LightSquared’s plan has drawn bipartisan support because it’s right for the country. Any suggestion that LightSquared has run roughshod over the regulatory process is contradicted by the reality of eight long years spent gaining approvals. Just this week, there has been another request from the government for an additional round of testing of LightSquared’s network.

We understand that some in the telecom sector fear the challenges for their business model that LightSquared presents. We understand the opposition of some in the GPS industry; many of their devices “squat” on someone else’s spectrum and while technological fixes are readily available, some companies are loath to make the necessary engineering changes and would instead prefer to get access to someone else’s spectrum for free.

It’s also ludicrous to suggest LightSquared’s success depends on political connections. This is a private company that has never taken one dollar in taxpayer money. About $10,600 sits in the LightSquared PAC. The founder of LightSquared has given to candidates in both political parties in the last eight years, with two thirds of his contributions going to Republicans because of the founder’s free market philosophy. I gave $30,400 in contributions to both parties in late 2010.

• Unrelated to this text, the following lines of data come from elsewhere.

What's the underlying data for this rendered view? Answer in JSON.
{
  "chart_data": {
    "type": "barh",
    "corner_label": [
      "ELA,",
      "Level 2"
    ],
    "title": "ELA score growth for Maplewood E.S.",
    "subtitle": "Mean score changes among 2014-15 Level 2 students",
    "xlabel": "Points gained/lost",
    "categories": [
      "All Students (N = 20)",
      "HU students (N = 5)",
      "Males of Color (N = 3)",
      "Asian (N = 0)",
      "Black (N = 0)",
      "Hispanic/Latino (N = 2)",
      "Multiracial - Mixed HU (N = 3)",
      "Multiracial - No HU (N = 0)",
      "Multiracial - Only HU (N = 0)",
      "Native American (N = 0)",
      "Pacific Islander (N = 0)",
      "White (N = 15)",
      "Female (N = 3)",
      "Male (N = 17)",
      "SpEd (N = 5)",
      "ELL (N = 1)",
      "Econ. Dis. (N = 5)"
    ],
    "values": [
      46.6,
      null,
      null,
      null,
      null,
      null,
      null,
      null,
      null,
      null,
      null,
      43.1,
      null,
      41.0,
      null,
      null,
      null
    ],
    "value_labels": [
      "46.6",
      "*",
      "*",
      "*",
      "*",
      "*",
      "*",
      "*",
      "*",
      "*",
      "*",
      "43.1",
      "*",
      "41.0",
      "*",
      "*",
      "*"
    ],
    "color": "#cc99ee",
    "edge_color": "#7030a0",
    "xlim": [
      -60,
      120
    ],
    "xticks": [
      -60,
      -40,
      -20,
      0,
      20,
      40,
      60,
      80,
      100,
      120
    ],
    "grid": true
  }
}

It’s difficult to charge that LightSquared has undue political influence when it was denied the opportunity to testify at [Sept. 15's] hearing of the House Armed Service Committee’s Strategic Forces Subcommittee – or even be allowed a one-on-one meeting with the chairman of that committee prior to the hearing, as the GPS industry was given.


True: Subcommittee chair Rep. Mike Turner made much of the fact that FCC Chairman Julius Genachowski did not show up to testify, but he did not mention whether he had invited anyone from LightSquared -- evidently they asked to be there and were "denied," per Ahuja's statement.

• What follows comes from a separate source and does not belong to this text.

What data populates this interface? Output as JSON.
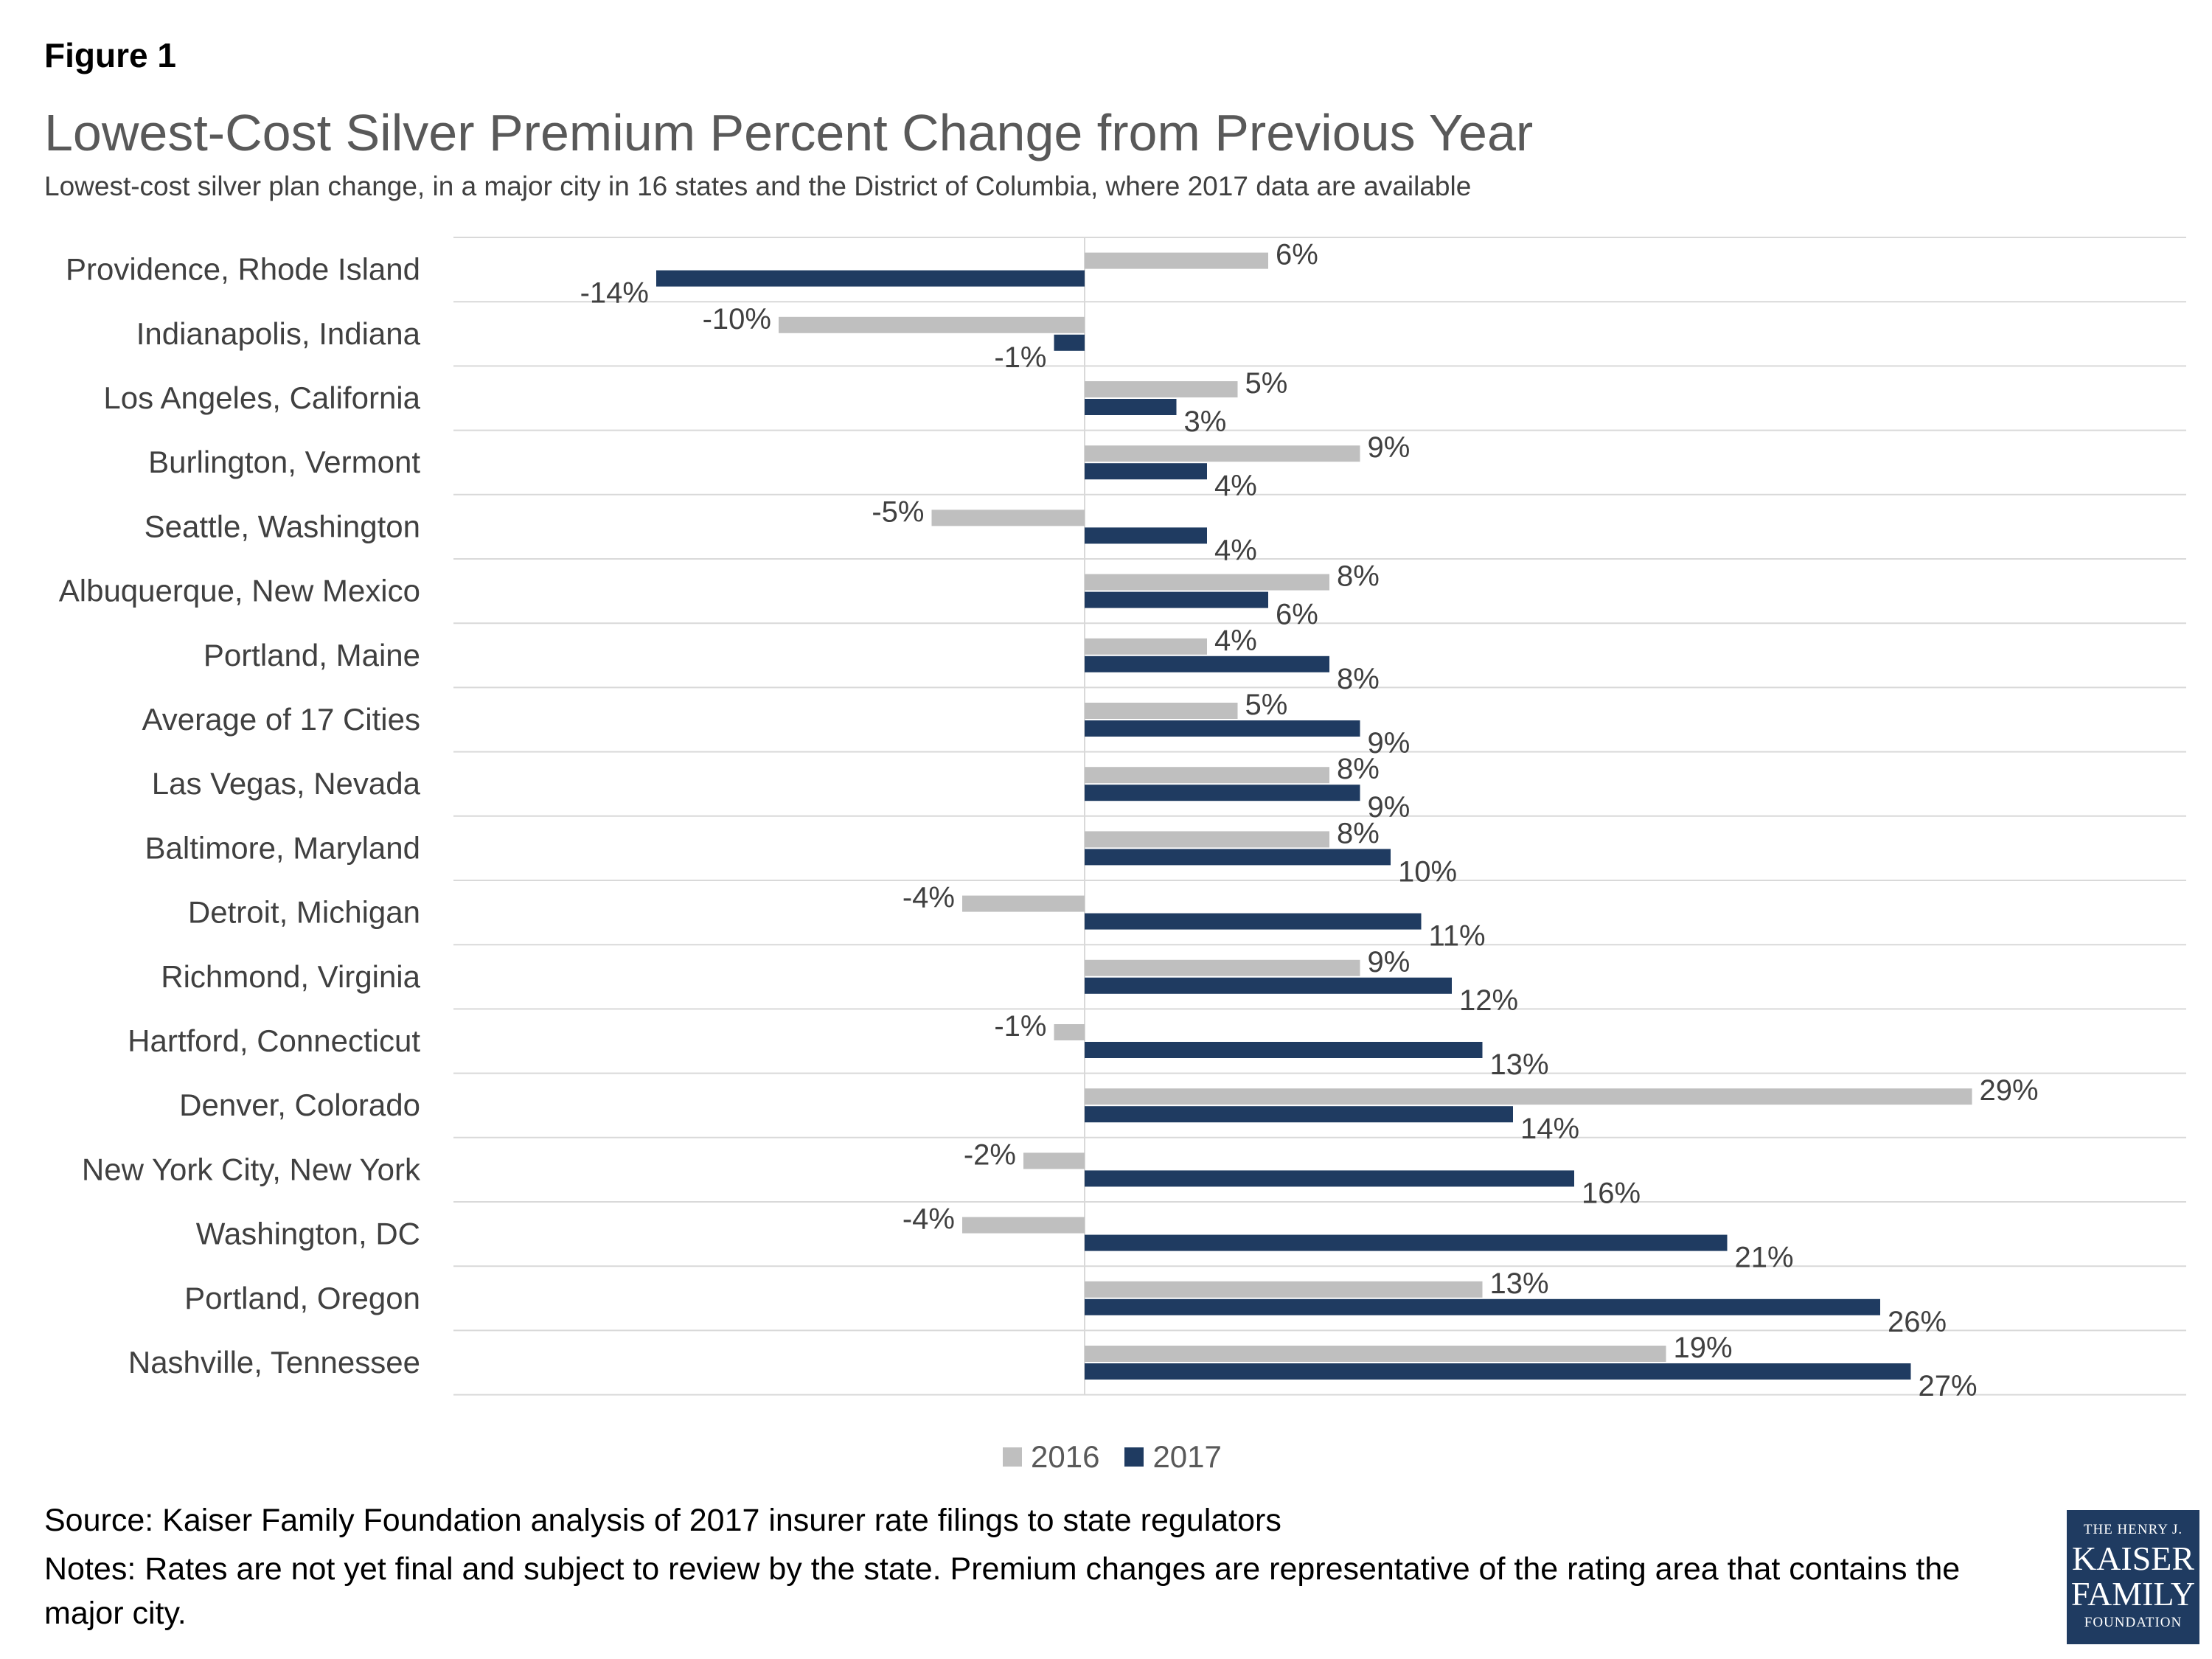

So what's next? The message that subcommittee Democrats tried to get home last week was that the feds and LightSquared can work all this out, that there's a way to get some kind of compromise here. But Air Force Space Command boss Gen. William Shelton didn't sound so confident; he said as far as he knew, there were no "mitigation measures" for protecting military GPS from LightSquared's interference. So the basic dispute here -- how to square this company's proposals with what the military says is an essential capability -- is unresolved.